The list of things that he loves about Gert Yorkes is very long and always growing. But right now, the thing he loves most is knowing that whatever’s happening to him, she won’t let him go through it alone.

* * *

This seems very not good.

Gert wasn’t entirely awake last night and acquiesced easily to Chase pulling her back into sleep, but the look on his face right now makes her wonder if she should have taken his nightmare more seriously.

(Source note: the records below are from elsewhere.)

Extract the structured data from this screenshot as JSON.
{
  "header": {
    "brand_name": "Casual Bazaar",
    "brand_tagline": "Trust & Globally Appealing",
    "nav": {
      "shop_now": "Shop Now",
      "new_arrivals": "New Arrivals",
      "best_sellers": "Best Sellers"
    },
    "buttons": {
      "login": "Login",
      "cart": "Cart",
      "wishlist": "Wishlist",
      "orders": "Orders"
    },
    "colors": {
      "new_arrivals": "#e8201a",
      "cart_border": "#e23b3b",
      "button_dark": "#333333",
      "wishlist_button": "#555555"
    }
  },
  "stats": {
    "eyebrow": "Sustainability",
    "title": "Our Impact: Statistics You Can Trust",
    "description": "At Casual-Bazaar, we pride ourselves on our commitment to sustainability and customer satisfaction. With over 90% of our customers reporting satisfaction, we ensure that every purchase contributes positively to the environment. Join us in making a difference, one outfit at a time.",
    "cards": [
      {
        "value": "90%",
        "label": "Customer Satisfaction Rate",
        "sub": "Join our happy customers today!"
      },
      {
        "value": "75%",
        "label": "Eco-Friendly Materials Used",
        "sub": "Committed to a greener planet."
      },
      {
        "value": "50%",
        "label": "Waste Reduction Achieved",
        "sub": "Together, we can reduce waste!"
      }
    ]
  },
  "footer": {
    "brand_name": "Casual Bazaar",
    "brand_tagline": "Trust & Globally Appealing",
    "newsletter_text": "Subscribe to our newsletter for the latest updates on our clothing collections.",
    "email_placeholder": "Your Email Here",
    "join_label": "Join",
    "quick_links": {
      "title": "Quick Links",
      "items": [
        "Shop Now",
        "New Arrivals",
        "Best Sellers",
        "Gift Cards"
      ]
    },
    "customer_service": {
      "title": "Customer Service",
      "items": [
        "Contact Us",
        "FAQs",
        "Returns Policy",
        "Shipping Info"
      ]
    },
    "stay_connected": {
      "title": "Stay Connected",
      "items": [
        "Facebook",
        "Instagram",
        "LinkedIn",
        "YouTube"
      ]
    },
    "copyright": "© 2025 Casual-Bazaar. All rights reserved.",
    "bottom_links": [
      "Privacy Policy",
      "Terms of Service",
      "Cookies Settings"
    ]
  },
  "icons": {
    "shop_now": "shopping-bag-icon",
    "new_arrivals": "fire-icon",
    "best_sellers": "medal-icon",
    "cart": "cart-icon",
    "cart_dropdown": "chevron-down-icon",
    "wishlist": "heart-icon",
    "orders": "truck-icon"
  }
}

“Honey, you’re starting to freak me out.” She shares a worried glance with Nico, who’s standing on the other side of the kitchen island. Chase had asked them both to follow him, insisting he would explain, but they’re alone and he still hasn’t spoken. His silence is really stressing her out, and she’s almost grateful for Nico’s presence because it keeps her from obsessing that maybe Chase is finally going to dump her.

“Sorry.” His voice is low, like this is all a secret. She gets keeping secrets from Molly, who is a literal child and needs to be protected even if she doesn’t want to be. But it’s a little strange that Nico is here and not Karolina or Alex. “But I need help, and I don’t want everyone to know.”

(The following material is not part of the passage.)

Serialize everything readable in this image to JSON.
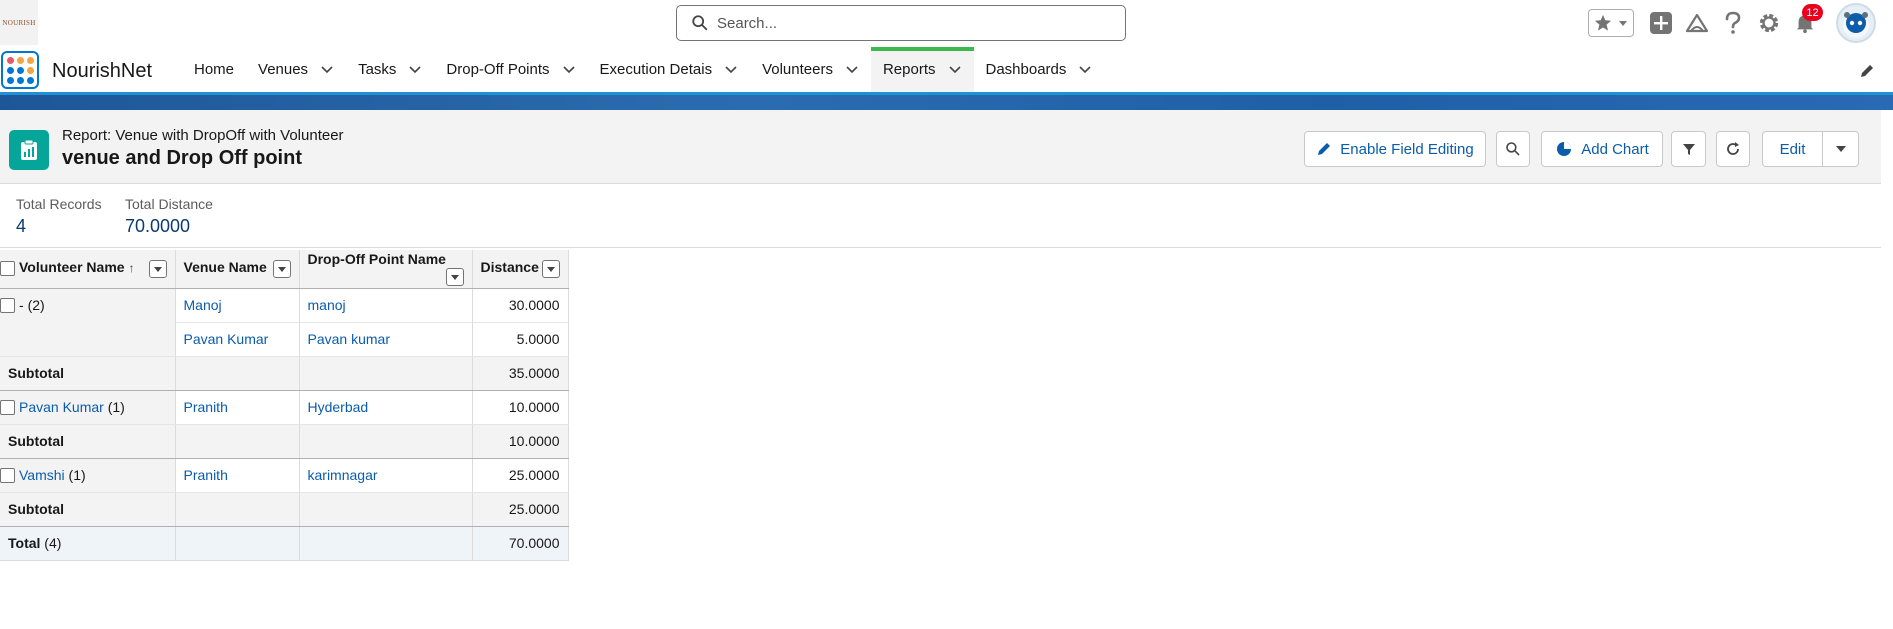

Nico glances at the door, and Gert can tell that the thought of keeping a secret from Karolina is already making Nico itch. “What is it?”

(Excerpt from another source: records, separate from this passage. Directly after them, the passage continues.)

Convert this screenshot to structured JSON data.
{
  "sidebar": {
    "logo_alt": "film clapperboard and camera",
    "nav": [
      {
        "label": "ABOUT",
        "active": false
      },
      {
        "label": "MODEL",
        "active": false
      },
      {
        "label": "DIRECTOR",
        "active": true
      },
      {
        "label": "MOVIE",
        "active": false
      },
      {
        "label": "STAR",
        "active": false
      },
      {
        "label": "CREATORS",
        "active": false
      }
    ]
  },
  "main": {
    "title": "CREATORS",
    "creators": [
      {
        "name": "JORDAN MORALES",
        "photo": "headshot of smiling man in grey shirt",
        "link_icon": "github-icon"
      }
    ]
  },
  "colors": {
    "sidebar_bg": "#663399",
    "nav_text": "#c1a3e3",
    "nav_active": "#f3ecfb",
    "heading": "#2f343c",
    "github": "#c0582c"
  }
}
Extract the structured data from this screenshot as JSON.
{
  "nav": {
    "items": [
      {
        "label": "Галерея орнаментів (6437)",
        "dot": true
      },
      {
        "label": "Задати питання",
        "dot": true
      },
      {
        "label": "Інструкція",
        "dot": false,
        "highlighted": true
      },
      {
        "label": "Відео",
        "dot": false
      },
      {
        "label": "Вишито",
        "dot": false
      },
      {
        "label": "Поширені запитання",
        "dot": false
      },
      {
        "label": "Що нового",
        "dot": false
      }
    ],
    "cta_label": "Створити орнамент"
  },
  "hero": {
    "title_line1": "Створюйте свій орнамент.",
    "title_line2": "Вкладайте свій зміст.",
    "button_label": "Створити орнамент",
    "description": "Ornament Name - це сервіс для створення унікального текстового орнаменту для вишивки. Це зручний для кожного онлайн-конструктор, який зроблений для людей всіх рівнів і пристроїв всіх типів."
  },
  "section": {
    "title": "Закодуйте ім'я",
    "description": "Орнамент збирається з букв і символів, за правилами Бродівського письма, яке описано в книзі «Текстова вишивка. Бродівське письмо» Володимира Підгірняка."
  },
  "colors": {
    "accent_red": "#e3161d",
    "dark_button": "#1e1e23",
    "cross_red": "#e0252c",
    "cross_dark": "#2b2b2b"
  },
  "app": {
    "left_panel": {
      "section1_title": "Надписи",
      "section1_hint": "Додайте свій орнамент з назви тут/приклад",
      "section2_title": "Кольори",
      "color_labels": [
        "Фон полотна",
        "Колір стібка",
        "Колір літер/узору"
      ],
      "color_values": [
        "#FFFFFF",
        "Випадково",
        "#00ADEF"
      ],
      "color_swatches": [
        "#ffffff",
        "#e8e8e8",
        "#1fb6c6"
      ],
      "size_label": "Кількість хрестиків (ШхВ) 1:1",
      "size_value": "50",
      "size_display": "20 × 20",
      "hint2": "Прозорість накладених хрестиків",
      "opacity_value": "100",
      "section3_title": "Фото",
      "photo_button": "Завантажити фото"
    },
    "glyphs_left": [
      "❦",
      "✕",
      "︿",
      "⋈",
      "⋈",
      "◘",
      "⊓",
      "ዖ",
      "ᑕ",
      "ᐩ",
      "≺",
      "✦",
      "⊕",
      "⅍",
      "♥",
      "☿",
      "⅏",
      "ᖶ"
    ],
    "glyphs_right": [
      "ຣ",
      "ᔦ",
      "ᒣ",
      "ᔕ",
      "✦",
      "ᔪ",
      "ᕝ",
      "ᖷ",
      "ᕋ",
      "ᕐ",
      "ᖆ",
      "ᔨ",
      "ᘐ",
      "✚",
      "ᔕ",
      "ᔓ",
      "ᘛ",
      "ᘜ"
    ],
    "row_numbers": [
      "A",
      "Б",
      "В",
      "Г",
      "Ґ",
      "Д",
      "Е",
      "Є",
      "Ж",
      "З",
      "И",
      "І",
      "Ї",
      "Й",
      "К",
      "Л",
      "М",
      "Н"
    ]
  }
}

Chase exhales heavily, leaning his weight against the island. “You’re going to think I’m crazy,” he starts slowly. “And I don’t really know how to explain it, honestly. I’ve been having these dreams every night, but I don’t think they’re just nightmares. I think they actually happened, just…just not to me.” Gert is so confused that she briefly wonders if _this_ is a dream and her brain is playing tricks on her. “Well, I guess it was me, but not me in this timeline. Future me.”

Nico is clearly absorbing all of this better than Gert, because she has the presence of mind to ask, “What did you see?”

“It’s just bits and pieces right now, but…” He casts a furtive glance at the door and drops his voice even further, forcing Gert and Nico to move closer to hear him. “Mostly I see Alex. He turns evil, like our parents. He’s working with someone else to betray us – I don’t really know much about him, just that he’s definitely not on our side.”

She meets Chase’s eyes, and he looks _scared_. Gert has no idea how to respond to what he’s saying, so she settles for grabbing his hand and holding it tightly. “You think those are your memories from the timeline where I died? How is that even possible?”

Chase shrugs weakly. “Trust me, I’ve gone over it a million times and the best explanation I can think of is that I was standing right next to him when he was erased from existence. Maybe his memories were transferred to me, somehow. Is that insane?”

“Yes, that’s completely insane,” Nico snaps, tapping her fingers agitatedly against the counter. “But not the craziest thing that’s ever happened to us.”

Gert has to agree. Their lives are full of inexplicable things, like her connection to Old Lace or the Staff’s powers. Gert stopped trying to force things to make sense years ago.

“Pirates of Penance!” Gert blurts out, her eyes going wide. Nico and Chase snap to attention. “Okay, so, I saw Chase the day before we learned about our parents. Obviously, I didn’t know he was from the future then, although it would explain why he was acting so weird.”

“Weird how?” Chase asks, a hint of jealousy and concern in his tone. Gert wants to roll her eyes, but it doesn’t seem appropriate when her boyfriend is in crisis.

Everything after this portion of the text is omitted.